De que forma os empreendedores negros trazem um olhar diferente?

Estamos falando de empreendedores que têm muito potencial, que criam soluções incríveis, mas que não chegam até os grandes investidores. E isso não é apenas um desafio para os empreendedores negros: é também uma grande perda para o mercado. Quando eu, mulher preta, abro o aplicativo do banco e tenho que fazer o reconhecimento facial e não consigo que ele mapeie a minha face, imagina o quanto as fintechs estão deixando de ganhar clientes. Ao mesmo tempo, tenho certeza que existem pessoas negras criando soluções que não vão me excluir como consumidora.

O que a BlackRocks busca em uma startup?

Na nossa última seleção, temos startups que atuam em áreas diversas, desde criar suporte técnico com assistente automatizado até fazer predição de fatores para precificar corretamente fretes de navios. O que eu procuro avaliar é se a solução é escalável. Na seleção das startups, avaliamos qual é a solução que pode ser escalada hoje e no futuro.

Temos, por exemplo, uma startup voltada para apoio de locomoção de idosos, com o cuidado e a atenção que eles precisam, já pensando que em poucos anos a maioria da população brasileira vai ter mais de 50 anos. Buscamos soluções que tenham alto alcance e tragam uma solução inovadora usando a tecnologia.

Você acha que o ecossistema de startups evoluiu na questão racial?

Antes, o que as aceleradoras e os investidores diziam é que não chegavam startups com pessoas negras, não havia mentores negros. No estudo que fizemos com a Bain Company, conversamos com 30 agentes do sistema de startups sobre a diversidade racial no portfólio deles e 91% das aceleradoras e investidores disseram que não havia diversidade racial no ecossistema.

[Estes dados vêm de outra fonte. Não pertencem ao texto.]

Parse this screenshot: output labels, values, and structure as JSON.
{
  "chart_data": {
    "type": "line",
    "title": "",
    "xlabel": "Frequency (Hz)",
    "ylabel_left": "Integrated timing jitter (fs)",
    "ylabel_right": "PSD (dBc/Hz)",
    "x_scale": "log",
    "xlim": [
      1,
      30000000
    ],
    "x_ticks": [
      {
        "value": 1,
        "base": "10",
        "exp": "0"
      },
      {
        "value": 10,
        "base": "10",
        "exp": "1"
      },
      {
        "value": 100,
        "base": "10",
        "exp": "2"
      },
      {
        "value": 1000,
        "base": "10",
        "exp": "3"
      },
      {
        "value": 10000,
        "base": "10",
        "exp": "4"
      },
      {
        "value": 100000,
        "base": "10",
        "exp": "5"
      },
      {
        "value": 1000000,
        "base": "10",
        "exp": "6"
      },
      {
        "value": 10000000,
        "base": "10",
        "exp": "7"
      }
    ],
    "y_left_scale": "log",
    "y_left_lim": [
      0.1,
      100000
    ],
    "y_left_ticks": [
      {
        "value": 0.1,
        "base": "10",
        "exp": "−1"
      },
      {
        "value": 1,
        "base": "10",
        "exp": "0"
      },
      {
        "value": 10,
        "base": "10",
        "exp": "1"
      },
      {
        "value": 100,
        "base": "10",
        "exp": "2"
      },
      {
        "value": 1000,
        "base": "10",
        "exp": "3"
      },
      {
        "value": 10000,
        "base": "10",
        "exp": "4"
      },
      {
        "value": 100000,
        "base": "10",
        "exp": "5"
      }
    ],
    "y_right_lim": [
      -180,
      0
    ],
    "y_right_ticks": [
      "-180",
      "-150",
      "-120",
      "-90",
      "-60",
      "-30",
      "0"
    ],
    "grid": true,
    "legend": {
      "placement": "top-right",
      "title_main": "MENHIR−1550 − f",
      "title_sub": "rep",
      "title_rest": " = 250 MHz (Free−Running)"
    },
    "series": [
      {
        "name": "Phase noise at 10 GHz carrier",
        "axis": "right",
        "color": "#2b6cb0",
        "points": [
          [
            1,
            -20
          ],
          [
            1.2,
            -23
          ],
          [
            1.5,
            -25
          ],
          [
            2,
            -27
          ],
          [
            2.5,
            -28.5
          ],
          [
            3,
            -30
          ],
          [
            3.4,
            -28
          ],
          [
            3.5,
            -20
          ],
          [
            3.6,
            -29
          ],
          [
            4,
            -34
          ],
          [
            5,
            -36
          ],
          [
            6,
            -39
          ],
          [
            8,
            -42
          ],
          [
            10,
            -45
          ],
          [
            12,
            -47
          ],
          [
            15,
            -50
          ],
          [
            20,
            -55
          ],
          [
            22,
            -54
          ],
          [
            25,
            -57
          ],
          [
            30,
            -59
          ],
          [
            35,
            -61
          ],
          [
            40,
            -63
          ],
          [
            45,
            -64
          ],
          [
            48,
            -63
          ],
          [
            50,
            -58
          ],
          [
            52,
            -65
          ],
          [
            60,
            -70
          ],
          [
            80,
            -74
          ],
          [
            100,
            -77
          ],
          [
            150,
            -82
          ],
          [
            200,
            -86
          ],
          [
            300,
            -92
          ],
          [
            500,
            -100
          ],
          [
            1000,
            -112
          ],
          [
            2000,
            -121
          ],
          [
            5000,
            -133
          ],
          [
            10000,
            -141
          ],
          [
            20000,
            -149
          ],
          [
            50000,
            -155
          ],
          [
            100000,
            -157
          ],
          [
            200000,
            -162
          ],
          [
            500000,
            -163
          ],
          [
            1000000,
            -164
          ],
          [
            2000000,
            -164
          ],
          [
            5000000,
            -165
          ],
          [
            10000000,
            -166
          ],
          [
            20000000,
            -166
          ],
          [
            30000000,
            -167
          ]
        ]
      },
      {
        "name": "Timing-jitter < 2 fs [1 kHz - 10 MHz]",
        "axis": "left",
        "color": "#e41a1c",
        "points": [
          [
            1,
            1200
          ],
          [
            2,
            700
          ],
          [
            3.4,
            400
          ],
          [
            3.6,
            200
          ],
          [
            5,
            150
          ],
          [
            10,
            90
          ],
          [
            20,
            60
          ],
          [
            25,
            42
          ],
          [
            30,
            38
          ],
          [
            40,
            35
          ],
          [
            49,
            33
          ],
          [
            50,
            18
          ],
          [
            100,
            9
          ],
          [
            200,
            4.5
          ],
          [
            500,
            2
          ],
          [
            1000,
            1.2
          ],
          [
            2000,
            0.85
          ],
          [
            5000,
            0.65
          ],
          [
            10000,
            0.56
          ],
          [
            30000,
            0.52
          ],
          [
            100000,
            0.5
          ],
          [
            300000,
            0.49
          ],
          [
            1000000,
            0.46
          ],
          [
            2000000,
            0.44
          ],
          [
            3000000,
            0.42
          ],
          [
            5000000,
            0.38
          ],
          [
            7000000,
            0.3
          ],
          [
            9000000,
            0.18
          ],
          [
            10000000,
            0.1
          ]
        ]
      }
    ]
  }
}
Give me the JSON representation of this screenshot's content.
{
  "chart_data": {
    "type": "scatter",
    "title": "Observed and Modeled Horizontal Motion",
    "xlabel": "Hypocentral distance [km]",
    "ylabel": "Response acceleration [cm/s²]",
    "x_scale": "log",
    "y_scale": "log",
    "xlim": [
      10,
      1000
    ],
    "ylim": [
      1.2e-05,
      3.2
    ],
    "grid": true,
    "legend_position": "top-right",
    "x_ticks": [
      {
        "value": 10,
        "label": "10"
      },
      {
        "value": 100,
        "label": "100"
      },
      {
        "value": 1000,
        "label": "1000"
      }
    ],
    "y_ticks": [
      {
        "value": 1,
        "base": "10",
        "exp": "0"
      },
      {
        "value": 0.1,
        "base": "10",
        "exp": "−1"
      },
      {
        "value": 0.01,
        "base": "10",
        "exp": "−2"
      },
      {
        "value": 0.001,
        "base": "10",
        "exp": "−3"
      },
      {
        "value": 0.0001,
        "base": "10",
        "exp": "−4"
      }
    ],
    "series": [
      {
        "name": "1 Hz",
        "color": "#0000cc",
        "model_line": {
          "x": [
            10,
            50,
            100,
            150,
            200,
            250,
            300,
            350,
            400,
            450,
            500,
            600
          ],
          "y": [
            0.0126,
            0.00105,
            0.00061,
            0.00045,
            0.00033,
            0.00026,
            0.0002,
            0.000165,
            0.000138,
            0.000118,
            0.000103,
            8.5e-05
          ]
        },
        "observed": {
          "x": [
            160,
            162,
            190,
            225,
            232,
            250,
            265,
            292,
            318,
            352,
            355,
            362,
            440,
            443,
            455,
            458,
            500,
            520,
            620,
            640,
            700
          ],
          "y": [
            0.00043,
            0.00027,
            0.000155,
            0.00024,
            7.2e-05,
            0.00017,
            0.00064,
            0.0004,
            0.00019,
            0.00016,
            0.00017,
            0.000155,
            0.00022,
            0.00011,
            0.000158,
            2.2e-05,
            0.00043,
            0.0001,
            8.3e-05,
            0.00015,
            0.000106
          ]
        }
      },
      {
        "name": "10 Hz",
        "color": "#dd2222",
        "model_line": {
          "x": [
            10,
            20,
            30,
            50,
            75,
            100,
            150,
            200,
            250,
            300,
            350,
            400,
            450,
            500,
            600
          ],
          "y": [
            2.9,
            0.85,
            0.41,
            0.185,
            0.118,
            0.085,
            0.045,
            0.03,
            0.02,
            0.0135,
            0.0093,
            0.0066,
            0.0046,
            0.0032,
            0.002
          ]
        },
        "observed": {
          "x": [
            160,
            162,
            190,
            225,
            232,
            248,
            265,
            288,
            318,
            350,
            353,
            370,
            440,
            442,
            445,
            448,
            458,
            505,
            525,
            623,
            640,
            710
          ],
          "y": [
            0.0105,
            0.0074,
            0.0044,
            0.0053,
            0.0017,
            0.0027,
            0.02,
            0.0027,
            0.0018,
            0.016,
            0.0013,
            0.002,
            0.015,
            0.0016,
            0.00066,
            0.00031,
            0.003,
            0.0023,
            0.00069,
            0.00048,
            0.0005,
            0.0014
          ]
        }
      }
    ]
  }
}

Entendi que essa bolha era tão firme que quando alguém batia, voltava. Era preciso criar algo muito potente, muito resiliente, que pudesse ir quebrando aos pouquinhos essa lógica de que não existem empreendedores negros nas startups. Em 2022, a gente já conversa de um lugar em que não é preciso explicar que o racismo existe no ecossistema de startups. Já estamos no patamar de criar ações para resolver o problema.

Mesmo assim, não tem como ser otimista sabendo que ainda existe exclusão de grupos minoritários. Nosso mapeamento mostra que um quarto das startups são lideradas por pessoas negras, e entre elas, 18% são lideradas por mulheres.

Hoje o ecossistema está em um momento de se questionar como gerar inclusão de pessoas negras, uma conversa que não existia há seis anos. O movimento Black Lives Matter trouxe essa discussão para as grandes empresas e instituições. A Nasdaq hoje exige que haja ao menos uma pessoa negra no conselho administrativo das empresas que vão fazer IPO.

Mas quem trabalha com diversidade racial está na contracorrente, brigando para ter o seu espaço e exigindo ações práticas. Os jovens, hoje, nas redes sociais, estão exigindo que as empresas tenham mais responsabilidade social, mais ação e posicionamento.

Houve um avanço de representatividade?

Essa nem é mais a questão. A gente falava de representatividade lá por 2017, 2018. Depois disso, entendemos que havia uma tokenização das pessoas negras: as empresas contratam pessoas negras para dizer que elas estão representadas, mas os espaços de poder não são delas.

Por isso, não buscamos mais a representatividade, e sim a proporcionalidade. Se nós somos 56% da população, onde estão as mulheres negras nas posições de liderança nas empresas? Quantas pessoas negras estão na liderança e têm oportunidade de desenvolver inovação e ações que gerem impacto positivo? Precisamos de proporcionalidade na liderança, é nessa direção que devemos pensar em avançar.

Pensando no futuro, qual é seu sonho grande?

Quando comecei a BlackRocks e me perguntavam o que eu queria dali a cinco anos, eu dizia que meu desejo era que a BlackRocks não existisse mais [risos]. Meu desejo ainda é o mesmo. Espero que no futuro a gente não tenha que falar de diversidade como uma ação diferencial.

Espero que a Maitê possa falar de empreendedorismo e inovação e seja provocada a ir além do que ela já conhece. Quero muito que o Brasil avance levando e buscando soluções para a África, que vem desenvolvendo fintechs. A Nigéria é precursora de pagamentos sem intermediação bancária, a Meta foi até lá entender como fazer isso para o WhatsApp. Espero ver mais ações inspiradas pelo valor dos nossos negócios.